Buoyed by the appointment of a popular young lawmaker to a top party post, voter support for Japanese Prime Minister Junichiro Koizumi's new media-friendly Cabinet soared in surveys released yesterday, an auspicious sign for his ruling party ahead of an expected November election.
Nearly two-thirds of voters surveyed by three newspapers after Koizumi shook up his Cabinet on Monday said that they backed the prime minister and the new line-up, a level of support not seen since his high-profile North Korea summit one year ago.
Key to the jump in popularity -- the cornerstone of the maverick Koizumi's political power -- was his appointment of popular lawmaker Shinzo Abe, 49, as Liberal Democratic Party (LDP) secretary-general, the ruling party's de facto campaign manager and a post traditionally held by a veteran parliamentarian.
Koizumi's decision to retain controversial pro-reform academic Heizo Takenaka in his two key economics and banking posts and a hefty dose of youth in the new Cabinet also helped garner public support, as did signs of an emerging economic recovery and a recent rise in Tokyo share prices.
LDP old-guard barons had pressed for Takenaka, whose strict banking policies they say hurt Japan's economy, to be ousted.

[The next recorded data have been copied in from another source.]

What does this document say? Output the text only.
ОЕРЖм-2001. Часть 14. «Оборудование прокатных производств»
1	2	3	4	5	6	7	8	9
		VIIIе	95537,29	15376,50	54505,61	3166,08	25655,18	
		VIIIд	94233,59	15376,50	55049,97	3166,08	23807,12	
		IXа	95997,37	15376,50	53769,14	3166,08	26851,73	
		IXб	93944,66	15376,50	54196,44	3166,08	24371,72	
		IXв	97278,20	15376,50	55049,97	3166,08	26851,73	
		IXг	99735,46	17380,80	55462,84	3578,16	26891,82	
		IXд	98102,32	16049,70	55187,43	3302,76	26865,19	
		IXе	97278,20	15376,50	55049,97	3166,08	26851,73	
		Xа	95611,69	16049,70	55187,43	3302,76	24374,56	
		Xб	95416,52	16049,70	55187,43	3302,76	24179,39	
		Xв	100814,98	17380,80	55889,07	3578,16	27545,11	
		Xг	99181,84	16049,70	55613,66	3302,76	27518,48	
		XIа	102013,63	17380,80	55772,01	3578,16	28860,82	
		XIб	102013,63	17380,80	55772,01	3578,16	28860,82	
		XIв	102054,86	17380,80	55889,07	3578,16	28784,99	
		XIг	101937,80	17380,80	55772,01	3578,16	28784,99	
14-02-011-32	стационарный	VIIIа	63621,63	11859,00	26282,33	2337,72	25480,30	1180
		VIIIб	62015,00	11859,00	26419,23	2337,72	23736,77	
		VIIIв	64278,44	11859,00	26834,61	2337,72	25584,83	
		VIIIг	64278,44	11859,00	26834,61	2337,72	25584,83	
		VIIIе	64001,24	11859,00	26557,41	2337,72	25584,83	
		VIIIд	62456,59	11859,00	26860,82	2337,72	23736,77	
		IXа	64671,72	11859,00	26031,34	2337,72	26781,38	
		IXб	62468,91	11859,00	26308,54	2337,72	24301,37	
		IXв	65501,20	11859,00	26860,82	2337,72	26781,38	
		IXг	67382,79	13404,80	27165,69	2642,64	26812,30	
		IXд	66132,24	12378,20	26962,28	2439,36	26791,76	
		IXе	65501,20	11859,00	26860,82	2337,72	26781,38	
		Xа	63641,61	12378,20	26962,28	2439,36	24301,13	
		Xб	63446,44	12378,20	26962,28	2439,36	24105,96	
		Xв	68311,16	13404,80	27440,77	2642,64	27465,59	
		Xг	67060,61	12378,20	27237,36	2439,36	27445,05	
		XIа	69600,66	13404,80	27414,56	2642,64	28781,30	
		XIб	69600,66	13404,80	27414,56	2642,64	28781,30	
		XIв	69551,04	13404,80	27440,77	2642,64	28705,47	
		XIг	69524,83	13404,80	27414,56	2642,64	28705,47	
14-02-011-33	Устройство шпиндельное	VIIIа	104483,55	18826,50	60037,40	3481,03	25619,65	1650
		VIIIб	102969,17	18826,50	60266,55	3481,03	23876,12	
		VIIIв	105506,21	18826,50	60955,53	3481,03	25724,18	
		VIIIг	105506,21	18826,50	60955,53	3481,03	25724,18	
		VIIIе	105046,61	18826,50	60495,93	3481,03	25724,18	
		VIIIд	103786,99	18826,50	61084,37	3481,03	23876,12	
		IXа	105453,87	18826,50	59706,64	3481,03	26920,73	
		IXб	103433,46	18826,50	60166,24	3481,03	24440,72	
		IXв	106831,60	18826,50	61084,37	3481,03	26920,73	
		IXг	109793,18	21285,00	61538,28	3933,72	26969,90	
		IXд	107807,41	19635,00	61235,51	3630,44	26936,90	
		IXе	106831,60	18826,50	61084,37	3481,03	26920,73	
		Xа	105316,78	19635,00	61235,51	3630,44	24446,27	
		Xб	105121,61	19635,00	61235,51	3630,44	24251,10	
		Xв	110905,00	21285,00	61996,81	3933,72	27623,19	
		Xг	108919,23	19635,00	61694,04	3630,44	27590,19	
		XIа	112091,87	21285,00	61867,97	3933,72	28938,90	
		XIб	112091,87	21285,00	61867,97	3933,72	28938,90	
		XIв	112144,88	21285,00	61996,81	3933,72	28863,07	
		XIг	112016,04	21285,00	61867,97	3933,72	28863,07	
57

"Personally, I think it's brilliant," said one Western political analyst of Koizumi's personnel choices. "They've set up for a media blitz that will obliterate the opposition."
The shake-up of the Cabinet and the top LDP line-up followed Koizumi's hefty victory in Saturday's election for LDP president, which allowed him to stay on as premier and lead the party into a general election he has all but confirmed for November.
Abe's presence on the campaign trail could well give the LDP an added boost akin to that provided by outspoken lawmaker Makiko Tanaka in a 2001 upper house election, in which the popular Koizumi-Tanaka duo were key to the party's good performance.
Koizumi later tapped Tanaka, known for her brash criticism of the status quo, as foreign minister but then sacked her over a bitter feud with elite diplomats.
She has since resigned from parliament over a scandal involving misuse of an aide's salary.
The appointment of Abe, often tipped as a future prime minister, scored a hefty 75 percent support rate in the Nihon Keizai newspaper survey, while voter backing for the LDP itself jumped to 50 percent for the first time in two years.
The popularity punch packed by Abe and the new Cabinet is an obvious headache for the main opposition Democratic Party, which had hoped to paint the LDP as a party of elderly politicians whose links to vested interests make them incapable of reform.
A junior lawmaker whose political pedigree includes his father, the late foreign minister Shintaro Abe and grandfather, the late prime minister Nobusuke Kishi, Abe is popular both for his fashion sense and his tough stance towards North Korea on the emotional topic of Japanese citizens abducted decades ago.
Other media-friendly Cabinet choices include Environment Minister Yuriko Koike, 51, a former TV broadcaster, and Trade Minister Shoichi Nakagawa, 50, along with Public Safety Minister Kiyoko Ono, 67, a former Olympic gymnast.